After her kids perished, she nursed neighbors.

To a woman who rose from grief and chose
to take up the burden of others:
Mothers, fathers, children, all laboring side by side
in factories, in fields, on farms, long hours for pennies,
as their cruel, crafty masters garnered a tidy profit.

Fat cats whose fortunes were secure.
Rich men whose better angels whispered, “Show love, compassion.”
But Greed and Hubris shout down angels.
They blot out God in a frenzied cloud
of green ink and gold coins numbering 30 and more.

Still, this widow woman knew nothing and cared less
about her own comfort. Others’ welfare trumped wealth
in her sensibilities, as she saw the rich exploit the masses.

She trod into the mines and the mills.
She talked in the fields, where the hopeless
worked long hours under punishing conditions.

She spoke of dignity (if she’d stopped there,
she would never have seen a jail cell).
She spoke of fairness (watch it, lady).
She shouted about rights (ah, the gloves were off now).

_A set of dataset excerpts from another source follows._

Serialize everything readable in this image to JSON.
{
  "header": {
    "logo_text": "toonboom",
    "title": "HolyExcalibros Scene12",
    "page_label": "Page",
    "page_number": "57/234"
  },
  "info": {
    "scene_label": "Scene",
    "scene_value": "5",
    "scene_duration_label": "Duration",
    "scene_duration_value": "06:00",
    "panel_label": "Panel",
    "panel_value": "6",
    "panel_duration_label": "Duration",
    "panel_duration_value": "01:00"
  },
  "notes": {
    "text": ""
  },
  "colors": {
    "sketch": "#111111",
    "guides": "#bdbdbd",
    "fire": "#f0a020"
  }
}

She stirred the pot, this big little woman,
pistol under her petticoat, taking on police
sent by their rich masters.

She was the voice of unions, the midwife of labor.
Let’s raise a toast in tribute to this hero,
who warned us that labor leaders should never
wear fancy suits or become rich off their organizations
(a fact that speaks volumes today)
and who taught us that, no matter what
the rank and file must be protected:

Raise your glasses high to Mother Jones.